Tratamientos de adhesión

Los tratamientos de adhesión no sólo sirven para incrementar la energía de superficie de un material; también tienen la capacidad de lograr lo contrario, es decir, disminuir  la energía de superficie a tal grado que se vuelva repelente al agua. Esto se logra mediante un proceso conocido como recubrimiento con plasma. El procedimiento consiste en depositar una capa hidrofóbica sobre la superficie para que ésta tenga una energía de superficie muy baja. Después de aplicar este tratamiento de adhesión a una superficie, el agua formará gotas sobre ella sin extenderse como lo haría sobre la mayoría de las superficies.

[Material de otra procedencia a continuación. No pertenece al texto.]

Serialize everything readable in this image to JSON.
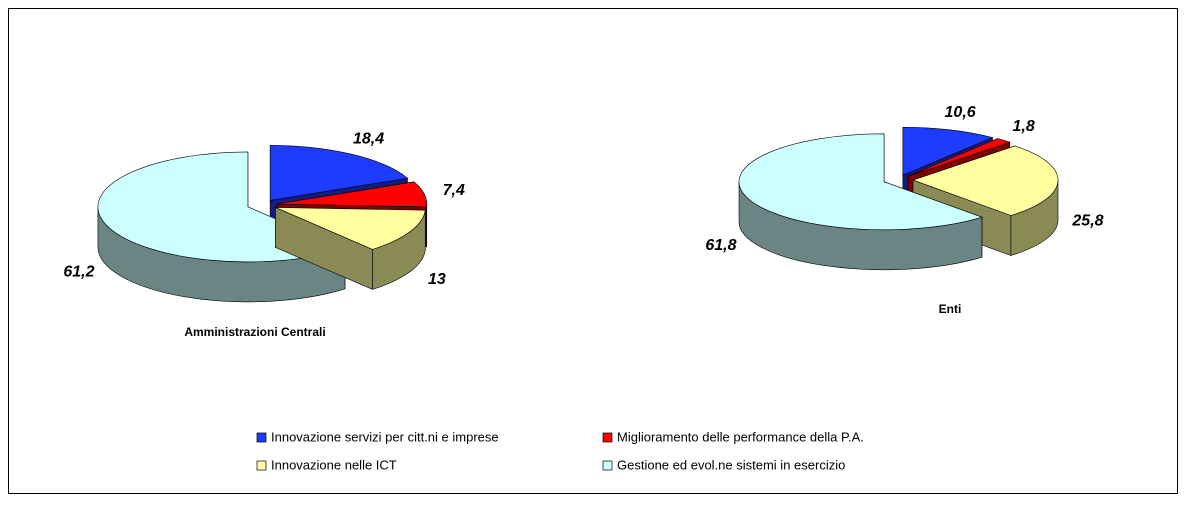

En la ciencia de adhesión, el término que se emplea para describir si el agua moja o forma gotas sobre una superficie es la humectabilidad. En la ciencia de adhesión, para medir la humectabilidad de una superficie es común realizar una prueba de ángulo de contacto. En ella se mide el ángulo entre la superficie y la gota de agua que se forma sobre ella. Mientras menor sea este ángulo, mayor será la energía de superficie y mejor su capacidad de adherencia.